On dit Frisch et Dürrenmatt comme on dit Rimbaud et Verlaine, Sartre et Aron, ou Goethe et Schiller. La littérature helvétique posséderait ainsi une statue à deux têtes, un panthéon à deux faces, Frisch-et-Dürrenmatt. Une parité acceptée sous la contrainte. Nous sommes bel et bien amis, disait Frisch, mais par-dessus le marché, nous y sommes condamnés. Que leurs œuvres aient des consonnances identiques, qu’ils aient empoigné tous deux les mythes helvétiques pour imposer leur propre questionnement, c’est certain. Mais entre eux, les oppositions étaient fortes, de même que les disputes et les rivalités.

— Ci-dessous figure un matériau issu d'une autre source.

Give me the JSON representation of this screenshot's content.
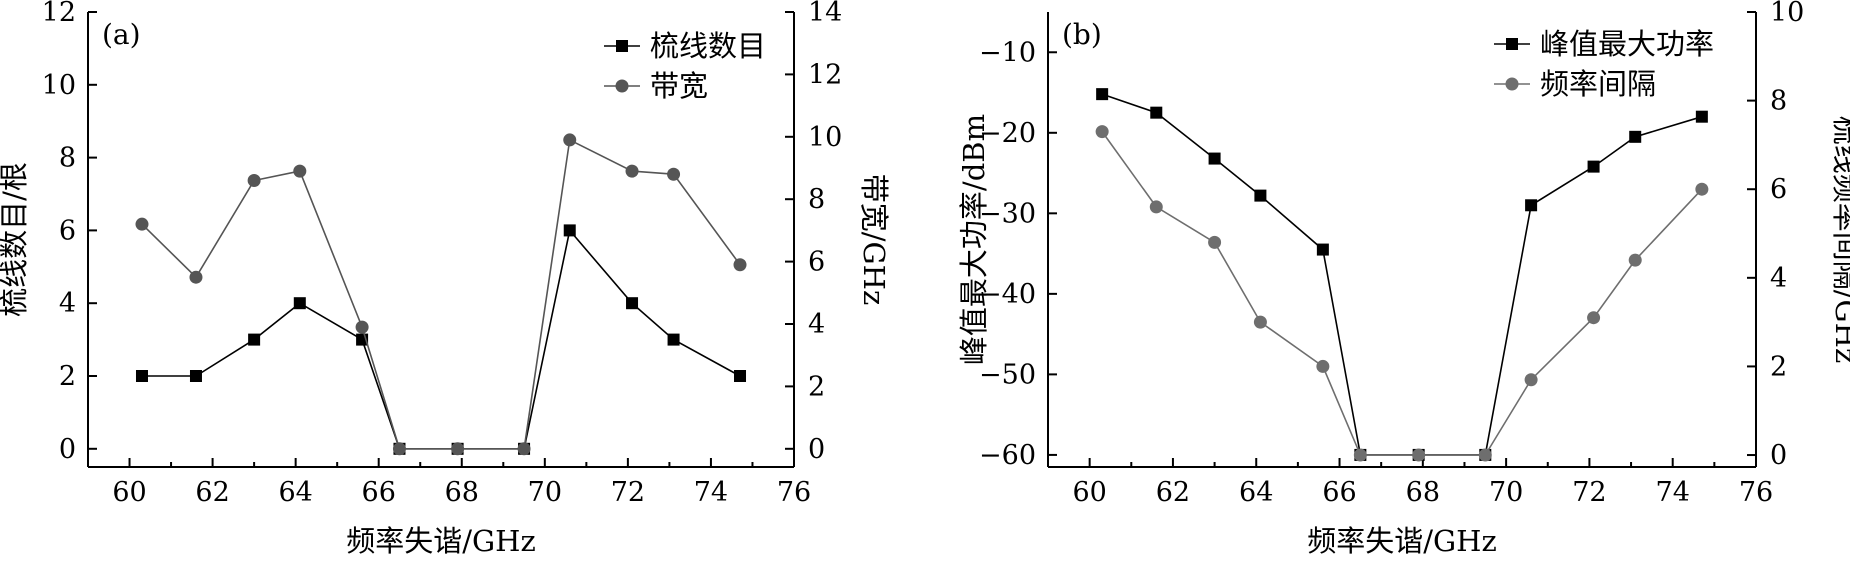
{
  "chart_data": [
    {
      "type": "line",
      "panel_label": "(a)",
      "xlabel": "频率失谐/GHz",
      "ylabel": "梳线数目/根",
      "y2label": "带宽/GHz",
      "xlim": [
        59,
        76
      ],
      "ylim": [
        -0.5,
        12
      ],
      "y2lim": [
        -0.5834,
        14
      ],
      "xticks": [
        60,
        62,
        64,
        66,
        68,
        70,
        72,
        74,
        76
      ],
      "yticks": [
        0,
        2,
        4,
        6,
        8,
        10,
        12
      ],
      "y2ticks": [
        0,
        2,
        4,
        6,
        8,
        10,
        12,
        14
      ],
      "legend_position": "top-right",
      "series": [
        {
          "name": "梳线数目",
          "axis": "left",
          "marker": "square",
          "color": "#000000",
          "x": [
            60.3,
            61.6,
            63.0,
            64.1,
            65.6,
            66.5,
            67.9,
            69.5,
            70.6,
            72.1,
            73.1,
            74.7
          ],
          "values": [
            2,
            2,
            3,
            4,
            3,
            0,
            0,
            0,
            6,
            4,
            3,
            2
          ]
        },
        {
          "name": "带宽",
          "axis": "right",
          "marker": "circle",
          "color": "#555555",
          "x": [
            60.3,
            61.6,
            63.0,
            64.1,
            65.6,
            66.5,
            67.9,
            69.5,
            70.6,
            72.1,
            73.1,
            74.7
          ],
          "values": [
            7.2,
            5.5,
            8.6,
            8.9,
            3.9,
            0,
            0,
            0,
            9.9,
            8.9,
            8.8,
            5.9
          ]
        }
      ]
    },
    {
      "type": "line",
      "panel_label": "(b)",
      "xlabel": "频率失谐/GHz",
      "ylabel": "峰值最大功率/dBm",
      "y2label": "梳线频率间隔/GHz",
      "xlim": [
        59,
        76
      ],
      "ylim": [
        -61.5,
        -5
      ],
      "y2lim": [
        -0.27,
        10
      ],
      "xticks": [
        60,
        62,
        64,
        66,
        68,
        70,
        72,
        74,
        76
      ],
      "yticks": [
        -60,
        -50,
        -40,
        -30,
        -20,
        -10
      ],
      "y2ticks": [
        0,
        2,
        4,
        6,
        8,
        10
      ],
      "legend_position": "top-right",
      "series": [
        {
          "name": "峰值最大功率",
          "axis": "left",
          "marker": "square",
          "color": "#000000",
          "x": [
            60.3,
            61.6,
            63.0,
            64.1,
            65.6,
            66.5,
            67.9,
            69.5,
            70.6,
            72.1,
            73.1,
            74.7
          ],
          "values": [
            -15.2,
            -17.5,
            -23.2,
            -27.8,
            -34.5,
            -60,
            -60,
            -60,
            -29,
            -24.2,
            -20.5,
            -18
          ]
        },
        {
          "name": "频率间隔",
          "axis": "right",
          "marker": "circle",
          "color": "#6e6e6e",
          "x": [
            60.3,
            61.6,
            63.0,
            64.1,
            65.6,
            66.5,
            67.9,
            69.5,
            70.6,
            72.1,
            73.1,
            74.7
          ],
          "values": [
            7.3,
            5.6,
            4.8,
            3.0,
            2.0,
            0,
            0,
            0,
            1.7,
            3.1,
            4.4,
            6.0
          ]
        }
      ]
    }
  ]
}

A contrario, la tentative de poser Frisch et Dürrenmatt comme deux principes littéraires opposés est tout aussi douteuse que le fait de les considérer comme un duo de comiques inséparables. C’est ce que témoigne le recueil de correspondance entre les deux écrivains édité par Zoé. Le livre est intéressant à plus d’un titre. Tout d’abord grâce à l’excellente présentation de Peter Rüedi, dürrenmattologue averti, qui brosse avec beaucoup d’intelligence et de finesse la force littéraire, politique, personnelle des liens qui unissaient ou séparaient les deux auteurs. Puis les lettres. Il n’y en a pas beaucoup, et elles sont souvent séparées par de longues périodes de silence, de non-dits, de petites vexations, de jalousies entre les deux hommes. Mais ces échanges parlent aussi de leur «camaraderie de travail». Elles témoignent, par un écho discret de leurs œuvres, de ce besoin qu’ils avaient tous deux de communiquer à l’autre l’état de leur monde intérieur. gs
Max Frisch, Friedrich Dürrenmatt, Correspondance, présentée par Peter Rüedi, Zoé, 1999.